Seventeen thousand workers at the largest state-owned textile company in Egypt have led the longest and biggest strike since army ex-general Abdel Fattah el-Sisi became president 17 months ago.

Workers from Mahallah’s Misr Spinning and Weaving Company went on strike in late October to demand a 10 percent annual social bonus.

There is a long history of militant labour and political struggles at the company. Its workers played a key role during the 2011 revolution.

Tamer Wageeh, an Egyptian socialist, told Red Flag that Sisi had approved, but then reneged on, the social bonus for the Mahallah workers and other textile workers in the Nile delta region.

“[It] was approved by the president of the republic for all workers who are not under the jurisdiction of the civil servants law, which means it includes the public business sector workers of which Al-Mahallah workers are part”, he said via email.

“The Weaving and Textile holding company (one of the holding companies of the public business sector) decreed that the 10 percent raise should be given to all the companies’ workers, with the exception of Al-Mahallah and Kafr al-Dawwar workers (Kafr al-Dawwar is a another large weaving and textile company in the Nile Delta).

“The condition was: Al-Mahallah workers should end their strike first and then, within two days, the raise would be given to them. The workers decided, ‘No we will go on with our strike until the decree to give us the raise is issued’.”

In keeping with a devastating escalation of anti-strike and anti-protest repression in Egypt since the defeats of the revolutionary uprisings of 2011 to 2013, Mahallah textile company bosses and government authorities used old tactics and new laws to try to beat the strike leaders and workers into submission.

“One of the main tactics of the state is to punish (basically kick out) the workers who lead any strike (sometimes they are even tried)”, Wageeh said.

“So one of the demands … was to return previously laid off workers who were kicked out because they led strikes.
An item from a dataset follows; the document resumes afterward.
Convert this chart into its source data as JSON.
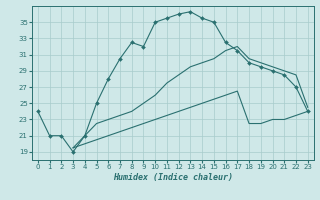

Another demand was that no-one should be punished for participating in the current strike.

“The reason why the state does this is because it wants to appease the workers by giving them their financial demands, but make sure such rebellious acts are not repeated … This is an old tactic”, he said.

One heroic worker, Mohamed Al-Attar, who has a long history of leading strikes and political movements against former dictator Hosni Mubarak, was singled out and interrogated a day before the strike began. He did not back down.

On 1 November, the workers ended their 11-day action when the investment minister signed an agreement that all workers would be paid the 10 percent bonus retrospectively.

It remains to be seen whether the strike leaders will be punished, though it is expected the bosses and the state will try.

This strike, unlike those that prefigured the revolutionary uprisings of 2011, does not seem to have had a broader social impact in the country, despite the fact that it was planned to coincide with parliamentary elections.

However, Haitham Mohamadain, a member of the Revolutionary Socialists and a well-known labour activist, told the British Guardian on 31 October that contagion within the workers’ movement is under way. “This current strike has opened the door”, he said.

In 2008, a coalition of Mahallah workers, Egyptian youth and pro-democracy activists ignited a movement that prefigured the revolution of 2011.

When youth discovered that police had infiltrated meetings of Mahallah workers and repressed planned strikes, they took to the streets for the first time in decades and confronted the regime.

Not coincidentally, in recent days the regime has announced that students from three organisations are banned from running in student elections on university campuses: the Muslim Brotherhood youth, members of the 6 April youth movement and members of the Revolutionary Socialists. All three groups played key roles in the revolution.

The workers of Mahallah and the radical youth face very difficult times. With the Egyptian economy in crisis and plans afoot to “downsize” and “modernise” in the textile sector, workers in these hugely significant public factories have a fight on their hands.